To be a good HPC system administrator for today’s environment, you need to be a lumberjack.

Log Everything

Oh, I’m a lumberjack, and I’m okay,
I sleep all night and I work all day.

From the Monty Python song “Lumberjack.”

Can’t you just imagine yourself in the wilds of British Columbia swinging your ax, breathing fresh air, sleeping under the stars?!!! I can’t either, but Monty Python’s “Lumberjack” song has a strong message for admins, particularly HPC admins – Log Everything.

Why log everything? Doesn’t that require a great deal of work and storage? The simple answer to these questions is, yes. In fact, you might need to start thinking about a small logging cluster in conjunction with the HPC computational cluster. Such a setup will give you answers to questions.

Answering questions is the cornerstone of running HPC systems. These questions include those from users such as, “Why is my application not running?” or “Why is my application running slow?” or “Why did I run out of space?” It also answers system administrator questions such as, “What commands did the user run?” or “What nodes was the user allocated during their run?” or “Why is the user storing a bunch of Taylor Swift videos?”

If you haven’t read about the principle of Managing Up, you should. One of the keys of this dynamic is anticipating questions your manager might ask, such as something seemingly as simple as, “How’s the cluster running?” or something with a little more meat to it such as “Why isn’t Ms. Johnson’s application running?” or perhaps the targeted question, “How could you screw up so badly?” Implicit in these questions, are questions from your manager’s manager, and on up the chain. Managing up means anticipating these questions or situations that might be encountered up the management chain (answering the “Bob’s” question about what you actually do). More than likely, management is not being abusive, but several people have taken responsibility for spending a great deal of money on your fancy cluster, and they want to know how it’s being utilized and if it’s worth the investment.

The way to answer these questions is to have data. Data-based answers are always better than guesses or suppositions. What’s the best way to have data? Be a lumberjack and log everything.

Logging

Regardless of what you monitor, you need to be a lumberjack and log it. For HPC systems, a number of nodes are likely to be running, even up into the tens of thousands. The metrics for each node need to be monitored and logged.
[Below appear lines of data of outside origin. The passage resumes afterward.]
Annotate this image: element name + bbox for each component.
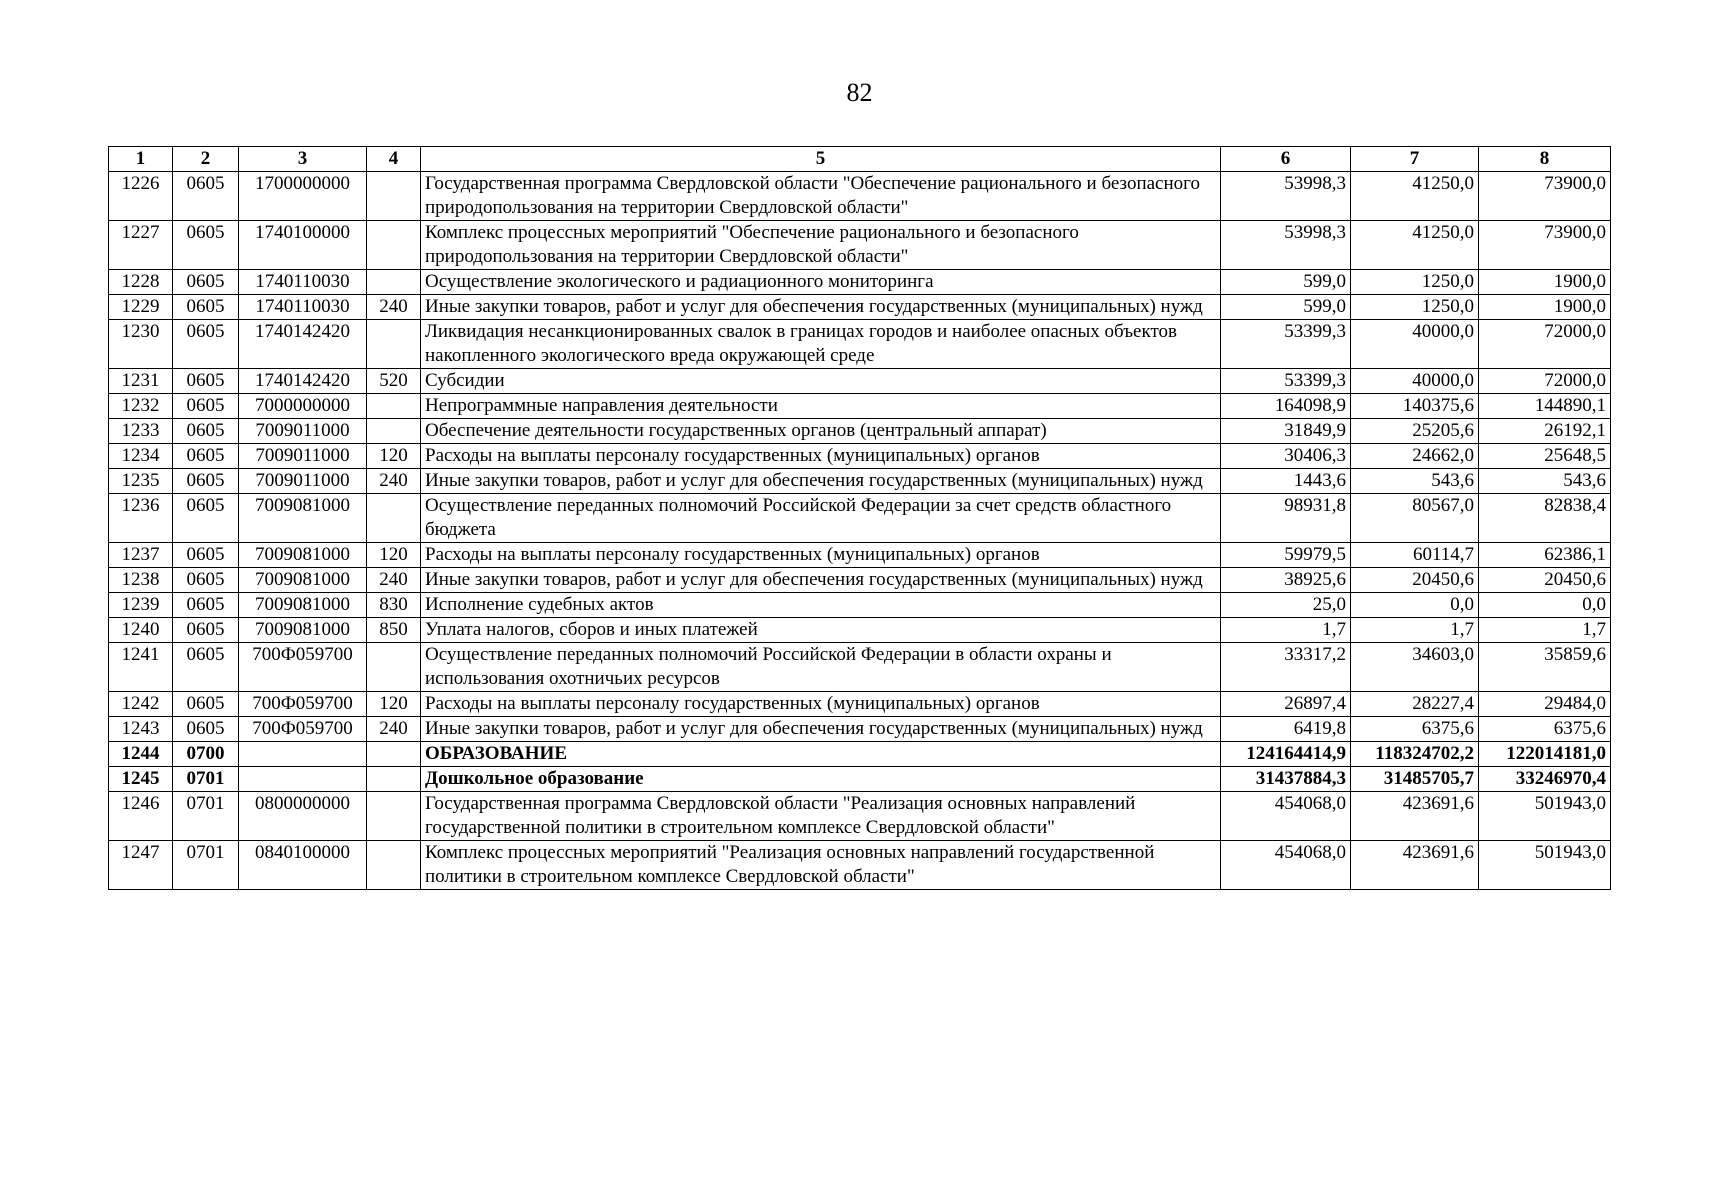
amount-col8-cell: 501943,0: [1479, 792, 1611, 841]
table-row: [109, 369, 1611, 394]
row-number-cell: 1244: [109, 742, 173, 767]
target-article-cell: 7009081000: [239, 568, 367, 593]
amount-col8-cell: 73900,0: [1479, 172, 1611, 221]
row-number-cell: 1239: [109, 593, 173, 618]
amount-col8-cell: 543,6: [1479, 469, 1611, 494]
expense-type-cell: 120: [367, 444, 421, 469]
target-article-cell: 700Ф059700: [239, 717, 367, 742]
expense-type-cell: 120: [367, 543, 421, 568]
column-header: 3: [239, 147, 367, 172]
table-row: [109, 494, 1611, 543]
description-cell: Расходы на выплаты персоналу государственных (муниципальных) органов: [421, 444, 1221, 469]
row-number-cell: 1236: [109, 494, 173, 543]
target-article-cell: 1740110030: [239, 270, 367, 295]
row-number-cell: 1235: [109, 469, 173, 494]
section-code-cell: 0605: [173, 320, 239, 369]
description-cell: Иные закупки товаров, работ и услуг для обеспечения государственных (муниципальных) нужд: [421, 469, 1221, 494]
amount-col8-cell: 73900,0: [1479, 221, 1611, 270]
target-article-cell: 1740142420: [239, 320, 367, 369]
row-number-cell: 1230: [109, 320, 173, 369]
table-row: [109, 543, 1611, 568]
amount-col8-cell: 25648,5: [1479, 444, 1611, 469]
description-cell: Исполнение судебных актов: [421, 593, 1221, 618]
amount-col6-cell: 599,0: [1221, 270, 1351, 295]
target-article-cell: 1740142420: [239, 369, 367, 394]
section-code-cell: 0605: [173, 419, 239, 444]
amount-col6-cell: 38925,6: [1221, 568, 1351, 593]
amount-col6-cell: 31849,9: [1221, 419, 1351, 444]
amount-col6-cell: 1,7: [1221, 618, 1351, 643]
amount-col7-cell: 1250,0: [1351, 295, 1479, 320]
section-code-cell: 0605: [173, 221, 239, 270]
page-number: 82: [846, 78, 873, 107]
amount-col6-cell: 53998,3: [1221, 221, 1351, 270]
amount-col7-cell: 28227,4: [1351, 692, 1479, 717]
section-code-cell: 0605: [173, 717, 239, 742]
column-header: 6: [1221, 147, 1351, 172]
section-code-cell: 0605: [173, 643, 239, 692]
amount-col8-cell: 1900,0: [1479, 270, 1611, 295]
section-code-cell: 0605: [173, 469, 239, 494]
expense-type-cell: [367, 320, 421, 369]
amount-col8-cell: 29484,0: [1479, 692, 1611, 717]
section-code-cell: 0605: [173, 444, 239, 469]
amount-col8-cell: 1,7: [1479, 618, 1611, 643]
table-row: [109, 792, 1611, 841]
expense-type-cell: [367, 221, 421, 270]
amount-col7-cell: 41250,0: [1351, 172, 1479, 221]
amount-col8-cell: 144890,1: [1479, 394, 1611, 419]
table-row: [109, 841, 1611, 890]
amount-col8-cell: 72000,0: [1479, 369, 1611, 394]
amount-col7-cell: 1,7: [1351, 618, 1479, 643]
amount-col6-cell: 124164414,9: [1221, 742, 1351, 767]
row-number-cell: 1234: [109, 444, 173, 469]
amount-col6-cell: 6419,8: [1221, 717, 1351, 742]
expense-type-cell: 120: [367, 692, 421, 717]
description-cell: Субсидии: [421, 369, 1221, 394]
amount-col8-cell: 122014181,0: [1479, 742, 1611, 767]
description-cell: Осуществление экологического и радиационного мониторинга: [421, 270, 1221, 295]
description-cell: Государственная программа Свердловской области "Реализация основных направлений государственной политики в строительном комплексе Свердловской области": [421, 792, 1221, 841]
description-cell: Иные закупки товаров, работ и услуг для обеспечения государственных (муниципальных) нужд: [421, 295, 1221, 320]
table-body: [109, 172, 1611, 890]
amount-col6-cell: 454068,0: [1221, 792, 1351, 841]
amount-col6-cell: 30406,3: [1221, 444, 1351, 469]
amount-col7-cell: 1250,0: [1351, 270, 1479, 295]
amount-col7-cell: 25205,6: [1351, 419, 1479, 444]
target-article-cell: 1700000000: [239, 172, 367, 221]
amount-col7-cell: 80567,0: [1351, 494, 1479, 543]
amount-col6-cell: 53399,3: [1221, 320, 1351, 369]
expense-type-cell: 240: [367, 295, 421, 320]
row-number-cell: 1233: [109, 419, 173, 444]
amount-col6-cell: 26897,4: [1221, 692, 1351, 717]
row-number-cell: 1229: [109, 295, 173, 320]
row-number-cell: 1245: [109, 767, 173, 792]
expense-type-cell: 240: [367, 469, 421, 494]
amount-col7-cell: 543,6: [1351, 469, 1479, 494]
expense-type-cell: 240: [367, 717, 421, 742]
column-header: 1: [109, 147, 173, 172]
row-number-cell: 1247: [109, 841, 173, 890]
expense-type-cell: 240: [367, 568, 421, 593]
expense-type-cell: [367, 270, 421, 295]
amount-col8-cell: 82838,4: [1479, 494, 1611, 543]
description-cell: Комплекс процессных мероприятий "Реализация основных направлений государственной политики в строительном комплексе Свердловской области": [421, 841, 1221, 890]
description-cell: Обеспечение деятельности государственных органов (центральный аппарат): [421, 419, 1221, 444]
amount-col7-cell: 40000,0: [1351, 320, 1479, 369]
target-article-cell: 7009081000: [239, 543, 367, 568]
expense-type-cell: [367, 767, 421, 792]
amount-col6-cell: 53998,3: [1221, 172, 1351, 221]
amount-col8-cell: 501943,0: [1479, 841, 1611, 890]
amount-col8-cell: 26192,1: [1479, 419, 1611, 444]
section-code-cell: 0605: [173, 369, 239, 394]
row-number-cell: 1227: [109, 221, 173, 270]
amount-col7-cell: 140375,6: [1351, 394, 1479, 419]
target-article-cell: 7009011000: [239, 419, 367, 444]
section-code-cell: 0605: [173, 270, 239, 295]
amount-col8-cell: 62386,1: [1479, 543, 1611, 568]
table-row: [109, 444, 1611, 469]
row-number-cell: 1243: [109, 717, 173, 742]
description-cell: Иные закупки товаров, работ и услуг для обеспечения государственных (муниципальных) нужд: [421, 717, 1221, 742]
amount-col6-cell: 1443,6: [1221, 469, 1351, 494]
expense-type-cell: [367, 494, 421, 543]
expense-type-cell: [367, 172, 421, 221]
description-cell: Расходы на выплаты персоналу государственных (муниципальных) органов: [421, 543, 1221, 568]
table-row: [109, 221, 1611, 270]
amount-col8-cell: 0,0: [1479, 593, 1611, 618]
amount-col8-cell: 33246970,4: [1479, 767, 1611, 792]
target-article-cell: [239, 767, 367, 792]
amount-col8-cell: 20450,6: [1479, 568, 1611, 593]
column-header: 5: [421, 147, 1221, 172]
section-code-cell: 0605: [173, 494, 239, 543]
table-row: [109, 295, 1611, 320]
section-code-cell: 0605: [173, 543, 239, 568]
column-header: 8: [1479, 147, 1611, 172]
expense-type-cell: 830: [367, 593, 421, 618]
amount-col7-cell: 24662,0: [1351, 444, 1479, 469]
row-number-cell: 1242: [109, 692, 173, 717]
description-cell: Непрограммные направления деятельности: [421, 394, 1221, 419]
amount-col7-cell: 0,0: [1351, 593, 1479, 618]
amount-col7-cell: 423691,6: [1351, 792, 1479, 841]
amount-col8-cell: 6375,6: [1479, 717, 1611, 742]
description-cell: Комплекс процессных мероприятий "Обеспечение рационального и безопасного природопользования на территории Свердловской области": [421, 221, 1221, 270]
expense-type-cell: [367, 419, 421, 444]
description-cell: ОБРАЗОВАНИЕ: [421, 742, 1221, 767]
expense-type-cell: [367, 643, 421, 692]
description-cell: Осуществление переданных полномочий Российской Федерации в области охраны и использования охотничьих ресурсов: [421, 643, 1221, 692]
section-code-cell: 0605: [173, 394, 239, 419]
table-row: [109, 419, 1611, 444]
table-row: [109, 394, 1611, 419]
table-row: [109, 593, 1611, 618]
table-row: [109, 692, 1611, 717]
table-row: [109, 568, 1611, 593]
target-article-cell: 7009081000: [239, 618, 367, 643]
table-row: [109, 717, 1611, 742]
row-number-cell: 1237: [109, 543, 173, 568]
description-cell: Дошкольное образование: [421, 767, 1221, 792]
section-code-cell: 0605: [173, 692, 239, 717]
table-row: [109, 270, 1611, 295]
target-article-cell: 1740100000: [239, 221, 367, 270]
section-code-cell: 0701: [173, 767, 239, 792]
table-row: [109, 742, 1611, 767]
table-row: [109, 320, 1611, 369]
amount-col7-cell: 6375,6: [1351, 717, 1479, 742]
description-cell: Уплата налогов, сборов и иных платежей: [421, 618, 1221, 643]
target-article-cell: 700Ф059700: [239, 643, 367, 692]
amount-col7-cell: 31485705,7: [1351, 767, 1479, 792]
target-article-cell: 7009081000: [239, 593, 367, 618]
amount-col6-cell: 53399,3: [1221, 369, 1351, 394]
section-code-cell: 0605: [173, 593, 239, 618]
amount-col7-cell: 40000,0: [1351, 369, 1479, 394]
section-code-cell: 0605: [173, 568, 239, 593]
amount-col6-cell: 31437884,3: [1221, 767, 1351, 792]
expense-type-cell: 520: [367, 369, 421, 394]
table-row: [109, 643, 1611, 692]
description-cell: Ликвидация несанкционированных свалок в границах городов и наиболее опасных объектов накопленного экологического вреда окружающей среде: [421, 320, 1221, 369]
amount-col7-cell: 20450,6: [1351, 568, 1479, 593]
amount-col7-cell: 423691,6: [1351, 841, 1479, 890]
target-article-cell: 0800000000: [239, 792, 367, 841]
target-article-cell: 700Ф059700: [239, 692, 367, 717]
table-row: [109, 618, 1611, 643]
target-article-cell: 7000000000: [239, 394, 367, 419]
expense-type-cell: [367, 841, 421, 890]
amount-col7-cell: 41250,0: [1351, 221, 1479, 270]
amount-col8-cell: 72000,0: [1479, 320, 1611, 369]
target-article-cell: 1740110030: [239, 295, 367, 320]
table-row: [109, 469, 1611, 494]
budget-table: [108, 146, 1611, 890]
row-number-cell: 1232: [109, 394, 173, 419]
amount-col6-cell: 59979,5: [1221, 543, 1351, 568]
row-number-cell: 1240: [109, 618, 173, 643]
amount-col6-cell: 33317,2: [1221, 643, 1351, 692]
target-article-cell: 7009011000: [239, 444, 367, 469]
target-article-cell: 7009081000: [239, 494, 367, 543]
description-cell: Государственная программа Свердловской области "Обеспечение рационального и безопасного природопользования на территории Свердловской области": [421, 172, 1221, 221]
amount-col7-cell: 60114,7: [1351, 543, 1479, 568]
row-number-cell: 1231: [109, 369, 173, 394]
row-number-cell: 1228: [109, 270, 173, 295]
expense-type-cell: [367, 742, 421, 767]
section-code-cell: 0700: [173, 742, 239, 767]
row-number-cell: 1226: [109, 172, 173, 221]
table-row: [109, 767, 1611, 792]
section-code-cell: 0605: [173, 295, 239, 320]
target-article-cell: 7009011000: [239, 469, 367, 494]
section-code-cell: 0605: [173, 172, 239, 221]
column-header: 7: [1351, 147, 1479, 172]
expense-type-cell: [367, 394, 421, 419]
amount-col6-cell: 98931,8: [1221, 494, 1351, 543]
header-row: [109, 147, 1611, 172]
section-code-cell: 0701: [173, 841, 239, 890]
row-number-cell: 1246: [109, 792, 173, 841]
row-number-cell: 1241: [109, 643, 173, 692]
description-cell: Расходы на выплаты персоналу государственных (муниципальных) органов: [421, 692, 1221, 717]
amount-col6-cell: 25,0: [1221, 593, 1351, 618]
amount-col7-cell: 118324702,2: [1351, 742, 1479, 767]
amount-col6-cell: 599,0: [1221, 295, 1351, 320]
target-article-cell: [239, 742, 367, 767]
section-code-cell: 0701: [173, 792, 239, 841]
column-header: 2: [173, 147, 239, 172]
section-code-cell: 0605: [173, 618, 239, 643]
description-cell: Осуществление переданных полномочий Российской Федерации за счет средств областного бюджета: [421, 494, 1221, 543]
amount-col6-cell: 454068,0: [1221, 841, 1351, 890]
column-header: 4: [367, 147, 421, 172]
expense-type-cell: 850: [367, 618, 421, 643]
amount-col6-cell: 164098,9: [1221, 394, 1351, 419]
row-number-cell: 1238: [109, 568, 173, 593]
target-article-cell: 0840100000: [239, 841, 367, 890]
amount-col7-cell: 34603,0: [1351, 643, 1479, 692]
description-cell: Иные закупки товаров, работ и услуг для обеспечения государственных (муниципальных) нужд: [421, 568, 1221, 593]
expense-type-cell: [367, 792, 421, 841]
amount-col8-cell: 35859,6: [1479, 643, 1611, 692]
amount-col8-cell: 1900,0: [1479, 295, 1611, 320]
table-row: [109, 172, 1611, 221]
The first step in logging is deciding how to write the logs. For example, you could write the logs as a non-root user to a file located somewhere on a common cluster filesystem. A simple way to accomplish this is to create a special user, perhaps lumberjack, and have this user write logs to their /home directory that is mounted across the cluster.

The logs written by this user should have file names specific to each node for each entry, which allows you to determine the source of the messages. You should also put a time stamp with each log entry so that you can get a time history of events.
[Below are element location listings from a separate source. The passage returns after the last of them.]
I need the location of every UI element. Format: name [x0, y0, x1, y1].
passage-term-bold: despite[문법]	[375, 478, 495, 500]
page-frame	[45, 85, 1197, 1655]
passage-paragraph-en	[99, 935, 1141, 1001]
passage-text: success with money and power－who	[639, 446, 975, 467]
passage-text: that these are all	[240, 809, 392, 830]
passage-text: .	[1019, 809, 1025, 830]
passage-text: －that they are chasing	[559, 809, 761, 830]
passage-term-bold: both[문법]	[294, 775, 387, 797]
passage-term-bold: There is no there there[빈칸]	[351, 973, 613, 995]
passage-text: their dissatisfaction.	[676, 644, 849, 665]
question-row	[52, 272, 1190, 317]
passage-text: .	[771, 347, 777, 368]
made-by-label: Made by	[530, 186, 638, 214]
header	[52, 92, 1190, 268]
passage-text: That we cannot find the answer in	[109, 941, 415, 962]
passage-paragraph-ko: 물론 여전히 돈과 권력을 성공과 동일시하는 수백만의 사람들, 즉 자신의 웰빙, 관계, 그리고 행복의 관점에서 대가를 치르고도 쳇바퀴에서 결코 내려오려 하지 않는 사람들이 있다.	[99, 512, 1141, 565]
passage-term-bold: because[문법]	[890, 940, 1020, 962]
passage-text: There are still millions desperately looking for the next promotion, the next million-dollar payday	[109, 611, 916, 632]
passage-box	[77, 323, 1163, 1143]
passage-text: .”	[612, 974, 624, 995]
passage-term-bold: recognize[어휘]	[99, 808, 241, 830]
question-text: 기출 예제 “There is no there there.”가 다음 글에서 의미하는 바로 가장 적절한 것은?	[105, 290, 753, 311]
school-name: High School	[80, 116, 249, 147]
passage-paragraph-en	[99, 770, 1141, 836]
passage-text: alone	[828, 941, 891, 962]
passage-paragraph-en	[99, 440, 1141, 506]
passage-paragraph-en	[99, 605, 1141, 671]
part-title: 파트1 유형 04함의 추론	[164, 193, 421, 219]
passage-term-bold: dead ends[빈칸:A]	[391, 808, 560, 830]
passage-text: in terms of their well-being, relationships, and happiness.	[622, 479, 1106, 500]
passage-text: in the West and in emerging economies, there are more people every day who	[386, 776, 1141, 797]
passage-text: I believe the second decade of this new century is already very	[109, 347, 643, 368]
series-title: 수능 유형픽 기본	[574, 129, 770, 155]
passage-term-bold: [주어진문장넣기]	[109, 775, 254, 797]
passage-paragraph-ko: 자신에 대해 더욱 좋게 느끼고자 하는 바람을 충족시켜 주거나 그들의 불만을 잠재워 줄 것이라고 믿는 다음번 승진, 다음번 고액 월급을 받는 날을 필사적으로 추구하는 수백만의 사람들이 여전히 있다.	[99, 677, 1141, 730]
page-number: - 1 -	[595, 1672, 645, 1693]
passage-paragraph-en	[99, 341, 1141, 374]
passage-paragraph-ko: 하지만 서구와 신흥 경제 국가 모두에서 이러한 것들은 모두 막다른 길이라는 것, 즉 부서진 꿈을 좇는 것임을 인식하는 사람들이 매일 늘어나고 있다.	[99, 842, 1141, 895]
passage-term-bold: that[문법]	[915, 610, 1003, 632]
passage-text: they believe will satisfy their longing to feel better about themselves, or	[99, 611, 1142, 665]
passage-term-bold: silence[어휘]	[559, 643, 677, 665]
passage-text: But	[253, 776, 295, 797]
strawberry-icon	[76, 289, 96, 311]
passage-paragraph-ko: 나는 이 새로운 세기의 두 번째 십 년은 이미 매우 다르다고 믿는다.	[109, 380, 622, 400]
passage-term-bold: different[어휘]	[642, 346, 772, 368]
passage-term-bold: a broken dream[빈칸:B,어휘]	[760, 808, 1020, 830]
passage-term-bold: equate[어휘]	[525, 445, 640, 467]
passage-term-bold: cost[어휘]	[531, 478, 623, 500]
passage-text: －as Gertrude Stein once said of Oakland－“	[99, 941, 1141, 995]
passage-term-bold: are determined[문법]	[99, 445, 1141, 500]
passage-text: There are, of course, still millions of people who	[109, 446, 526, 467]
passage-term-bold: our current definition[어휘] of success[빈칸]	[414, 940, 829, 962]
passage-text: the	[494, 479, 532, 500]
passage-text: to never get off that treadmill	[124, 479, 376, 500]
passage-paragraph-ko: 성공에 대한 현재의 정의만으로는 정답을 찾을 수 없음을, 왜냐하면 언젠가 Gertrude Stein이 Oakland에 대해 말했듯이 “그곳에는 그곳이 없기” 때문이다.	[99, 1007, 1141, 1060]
Another good option relative to writing logs to a user directory is to use the really cool Linux tool logger, which allows a user to write a message to the system logs. For example, you could easily run the command

$ logger "Just a notification"

to write a message to the standard system log /var/log/syslog located on each node. Be default, It also writes the time stamp with the log entry. You can specify the log as well, in case you don’t want to write to /var/log/syslog. Just use the -f <file> option, where <file> is the fully qualified path to the log file (just to make sure).

If you haven’t noticed yet, logger writes the messages to the local logs, so each node has its own log. However, you really want to collect the logs in a single location to parse them together; therefore, you need a way to gather the logs from all of the nodes to a central location.

A key to good logging habits is to copy or write logs from remote servers (compute nodes) to a central logging server, so you have everything in one place, making it easier to make sense of what is happening on the server(s). You have several ways to accomplish this, ranging from easy to a bit more difficult.

Remote Logging the Easy Way

The simple way to perform remote logging comes with some risk: Configure a cronjob on every node that periodically copies the node system logs to the centralized log server. The risk is that logs are copied only in the time period specified in the cron job, so if something happens on the node during that time, you won’t have any system logs for that node on the log server.

A simple script for copying the logs would likely use scp to copy the logs securely from the local node to the log server. You can copy whatever logs or files you like. A key consideration is what you name the files on the log server. Most likely, you will want to put the node name in the name of the logfiles. For example, the name might be node001-syslog, which allows you to store the logs without worrying about overwriting files from other nodes.

Another key consideration is to include the time stamp when the log copy occurs, which, again, lets you keep files separate without fear of overwriting and makes the creation of a time history much easier.